Why the curve keeps bending up
GitGuardian flags three structural reasons behind the growth: more developers shipping code more often, the rise of generative AI assistants that paste credentials into example code, and the long tail of legacy secrets that never get rotated. Roughly 1 in every 10 authors who pushed code to GitHub in 2023 leaked at least one secret.
The leakiest file types
Plain source files are not the worst offenders. The report ranks file extensions by how likely a commit touching that file is to contain a secret. The top of that list is consistently:
- .env files
- .log files
- .sql dumps
- CI/CD configuration (e.g. .yml, .yaml)
- Notebook formats like .ipynb
Zombie leaks: the secret you 'deleted' is still public
A finding GitGuardian has been hammering for years: rewriting history does not delete a secret. Force-pushing over a leaked commit, deleting the repo, or making it private does not invalidate the credential. GitHub keeps forks and cached views; threat-intel scanners archive everything.

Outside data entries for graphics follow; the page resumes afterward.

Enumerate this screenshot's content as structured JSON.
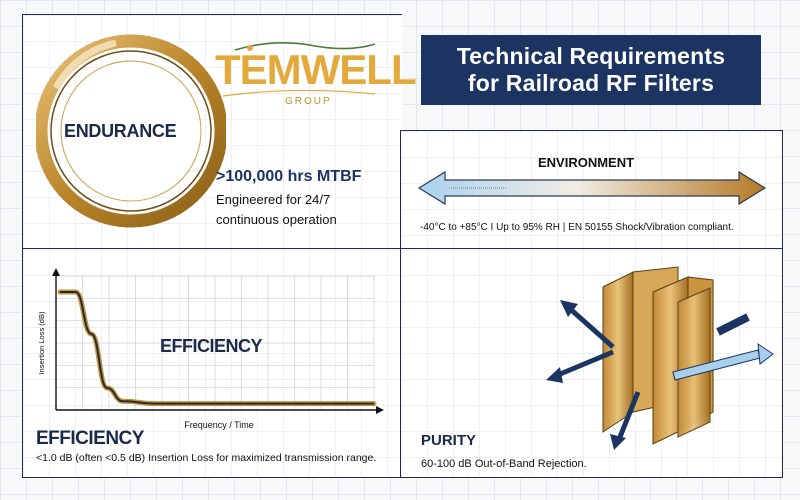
{
  "header": {
    "title_line1": "Technical Requirements",
    "title_line2": "for Railroad RF Filters",
    "background": "#1b3461"
  },
  "logo": {
    "wordmark": "TEMWELL",
    "subtitle": "GROUP",
    "color": "#e3a93a"
  },
  "endurance": {
    "ring_label": "ENDURANCE",
    "metric": ">100,000 hrs MTBF",
    "description": "Engineered for 24/7 continuous operation"
  },
  "environment": {
    "title": "ENVIRONMENT",
    "description": "-40°C to +85°C I Up to 95% RH | EN 50155 Shock/Vibration compliant."
  },
  "efficiency": {
    "overlay_label": "EFFICIENCY",
    "title": "EFFICIENCY",
    "description": "<1.0 dB (often <0.5 dB) Insertion Loss for maximized transmission range.",
    "chart_data": {
      "type": "line",
      "title": "EFFICIENCY",
      "xlabel": "Frequency / Time",
      "ylabel": "Insertion Loss (dB)",
      "grid": true,
      "x": [
        0,
        0.05,
        0.1,
        0.15,
        0.2,
        0.3,
        0.5,
        0.75,
        1.0
      ],
      "series": [
        {
          "values": [
            0.95,
            0.95,
            0.6,
            0.15,
            0.04,
            0.02,
            0.02,
            0.02,
            0.02
          ]
        }
      ]
    }
  },
  "purity": {
    "title": "PURITY",
    "description": "60-100 dB Out-of-Band Rejection."
  },
  "colors": {
    "navy": "#1b3461",
    "gold": "#c9942f",
    "light_blue": "#a8d0ec"
  }
}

The only safe assumption is that any secret that reached a public branch is permanently compromised and must be revoked.
What this means for your team
Two takeaways are worth internalizing. First, prevention alone is not enough — even mature pipelines with pre-commit hooks leak secrets, because contractors, forks, and personal accounts sit outside the control plane. Second, detection latency matters far more than detection coverage. If a leaked AWS key is still valid five days later, you are racing an automated harvester that scans GitHub's firehose in near real time.
Continuous external exposure monitoring closes that loop: assume secrets will leak, and shrink the window between leak and revocation to minutes.
“More than 90% of valid secrets exposed remained active for at least five days after the author was notified.”